Таким разъярённым Пряма давно никто не видел. Он чуть свет, ровно вихрь, влетел в теремные ворота, его гнедой ещё только в рысь после намёта замедлялся, а воевода тайной дружины уже высигнул из седла и, ровно всю жизнь этим занимался, сделал по земле кувырок через выставленную вперед руку, встал на ноги и стрелой влетел по ступеням терема.
— Эк его распирает, — молодые привратные дружинные недоумённо переглянулись и восхищённо округлили глаза.
— Ага, вот тебе и старик, — восхищённо протянул второй, — сделал колесо, как медведю не сделать.

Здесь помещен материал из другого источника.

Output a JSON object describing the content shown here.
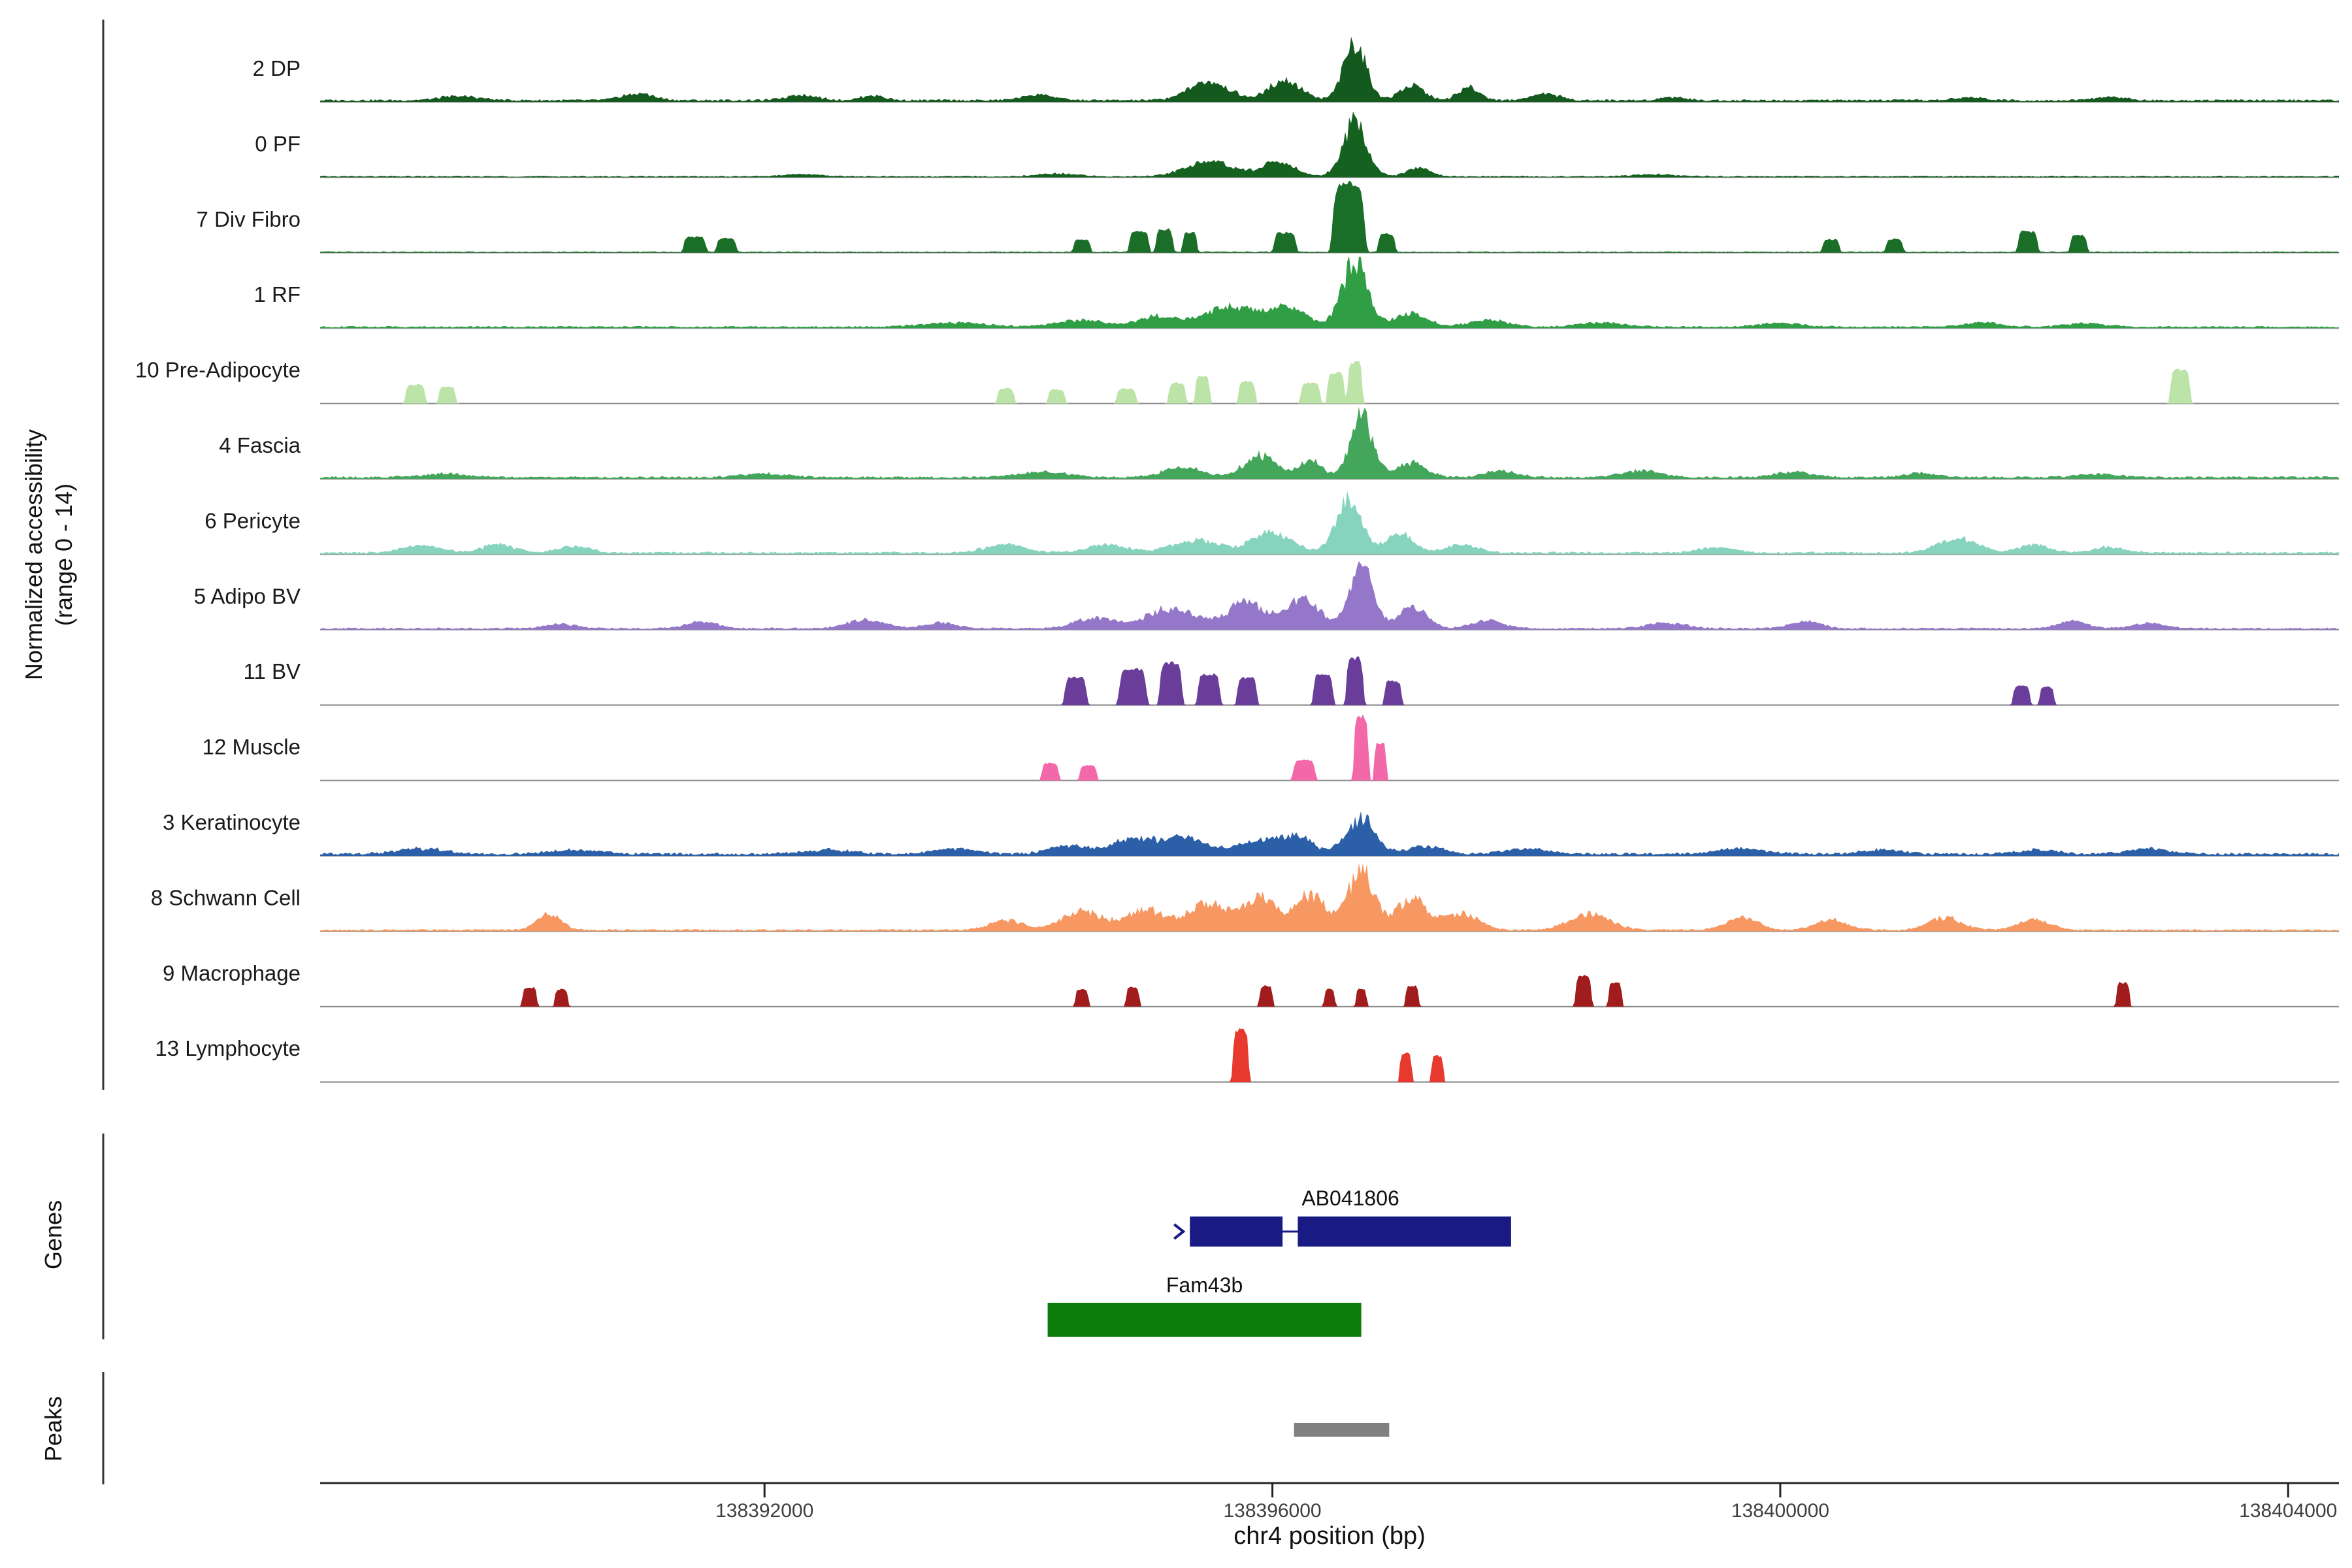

— Ага, спина круглая… да что медведь — колесо так гладенько не сделает, — первый прищурился, будто ещё висят в воздухе очертания Пряма, которые можно увидеть, только приглядись хорошенько: вот переносит ногу через переднюю луку, вот спрыгивает, складывается, катится по земле, а вот его само собой выносит на ноги, и он бежит так, как не всякий скороход с места возьмёт.
Лишь в самом переходе княжеских покоев Прям остановился, прижался лбом к бревну, дал себе отдышаться и успокоиться.
— Ты что делаешь, старый пень? Вон молодых напугал до усрачки, стоят вослед пялятся. Дыши, я сказал, дыши ровно.
В думной кроме князя по лавкам сидели и таращились на дверь Урач, Перегуж, Чаян, ещё пара бояр старой закалки.
— Выступаем? Подошли?
— Не так скоро, — Прям вышел на середину и замотал головой. — Не обошлось без подлянки. Как знал!
— Что ещё? — Отвада нахмурился.
— Сами бояре с парой дружинных ещё ладно, но они потащили за собой старост городских концов и по одному человеку от рукоделов — гончаров, усмарей, бондарей, никого не забыли.
— И где вся эта толпа? — Перегуж тревожно переглянулся с Отвадой.
— Как и обговаривали, ждёт на Вороньем поле, под Сторожищем.